II. {¶ 25} In his second assignment of error, Appellant argues that he was denied the effective assistance of counsel. We disagree.

{¶ 26} In evaluating an ineffective assistance of counsel claim stemming from a juvenile proceeding, this Court utilizes the same standard as that applied in criminal proceedings. As such, this Court will employ the two step process described in Strickland v. Washington (1984), 466 U.S. 668, 687, 104 S.Ct. 2052, 80 L.Ed.2d 674. First, we must determine whether there was a "substantial violation of any of defense counsel's essential duties to his client." State v. Bradley (1989),42 Ohio St.3d 136, 141, 538 N.E.2d 373; State v. Lytle (1976),48 Ohio St.2d 391, 396, 358 N.E.2d 623. Second, this Court must determine if prejudice resulted to the defendant from counsel's ineffectiveness.Bradley, 42 Ohio St.3d at 141-142, 538 N.E.2d 373, citing Lytle,48 Ohio St.2d at 396-397, 358 N.E.2d 623. Prejudice exists where there is a reasonable probability that the trial result would have been different but for the alleged deficiencies of counsel.

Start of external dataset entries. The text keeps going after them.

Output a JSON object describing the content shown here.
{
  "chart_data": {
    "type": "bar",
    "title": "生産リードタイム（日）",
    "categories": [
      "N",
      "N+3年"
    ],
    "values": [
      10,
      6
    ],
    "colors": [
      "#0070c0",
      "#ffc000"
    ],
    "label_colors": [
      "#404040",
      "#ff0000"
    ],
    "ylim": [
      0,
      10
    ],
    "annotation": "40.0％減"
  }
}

Bradley, 42 Ohio St.3d at paragraph three of the syllabus. Appellant bears the burden of proof, and must show that "counsel's errors were so serious as to deprive the defendant of a fair trial, a trial whose result is reliable."Strickland, 466 U.S. at 687.

{¶ 27} Appellant's sole contention is that his trial counsel was ineffective because he failed to object to the court's colloquy with Appellant.

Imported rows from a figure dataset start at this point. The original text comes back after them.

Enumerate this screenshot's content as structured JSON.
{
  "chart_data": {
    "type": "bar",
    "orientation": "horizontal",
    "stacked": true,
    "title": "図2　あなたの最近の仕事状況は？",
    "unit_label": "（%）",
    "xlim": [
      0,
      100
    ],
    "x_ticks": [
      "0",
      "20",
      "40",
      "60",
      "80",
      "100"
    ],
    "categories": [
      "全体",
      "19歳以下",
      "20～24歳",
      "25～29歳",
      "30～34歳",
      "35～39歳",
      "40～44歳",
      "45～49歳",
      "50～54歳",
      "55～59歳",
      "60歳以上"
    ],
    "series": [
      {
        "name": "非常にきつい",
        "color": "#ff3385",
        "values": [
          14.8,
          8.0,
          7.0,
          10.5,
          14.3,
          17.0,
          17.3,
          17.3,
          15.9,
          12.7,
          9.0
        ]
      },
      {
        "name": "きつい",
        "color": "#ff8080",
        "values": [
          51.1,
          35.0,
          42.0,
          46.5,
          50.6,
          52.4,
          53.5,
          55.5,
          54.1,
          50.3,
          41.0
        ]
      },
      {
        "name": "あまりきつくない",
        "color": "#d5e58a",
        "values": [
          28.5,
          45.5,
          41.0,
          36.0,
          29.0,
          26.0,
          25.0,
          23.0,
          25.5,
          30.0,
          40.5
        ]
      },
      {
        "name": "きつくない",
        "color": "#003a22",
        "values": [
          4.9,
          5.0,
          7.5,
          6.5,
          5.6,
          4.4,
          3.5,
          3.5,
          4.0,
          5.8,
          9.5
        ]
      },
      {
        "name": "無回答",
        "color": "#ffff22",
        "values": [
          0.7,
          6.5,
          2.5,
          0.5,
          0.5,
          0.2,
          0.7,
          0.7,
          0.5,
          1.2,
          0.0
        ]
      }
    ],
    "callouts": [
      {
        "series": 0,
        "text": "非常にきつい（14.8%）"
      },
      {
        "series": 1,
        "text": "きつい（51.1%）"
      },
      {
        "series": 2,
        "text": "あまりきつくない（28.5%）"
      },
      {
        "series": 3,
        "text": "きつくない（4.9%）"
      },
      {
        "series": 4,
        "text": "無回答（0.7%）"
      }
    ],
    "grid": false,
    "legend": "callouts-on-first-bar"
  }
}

{¶ 28} Upon review, we do not find that such failure fell below an objective standard of reasonable representation involving a substantial violation of any of defense counsel's essential duties to appellant.

{¶ 29} Appellant's second assignment of error is overruled.

{¶ 30} We do wish to express our concern over the Appellant's counsel's (State Public Defender) representation that a timely appeal was prevented by lack of service when the file reveals otherwise.

{¶ 31} For the reasons stated in the foregoing opinion, the judgment of the Court of Common Pleas, Coshocton County, Ohio, is hereby affirmed in part, reversed in part and remanded for proceeding consistent with this opinion.

Boggins, P.J. Gwin, J. and Hoffman, J. concurs separately.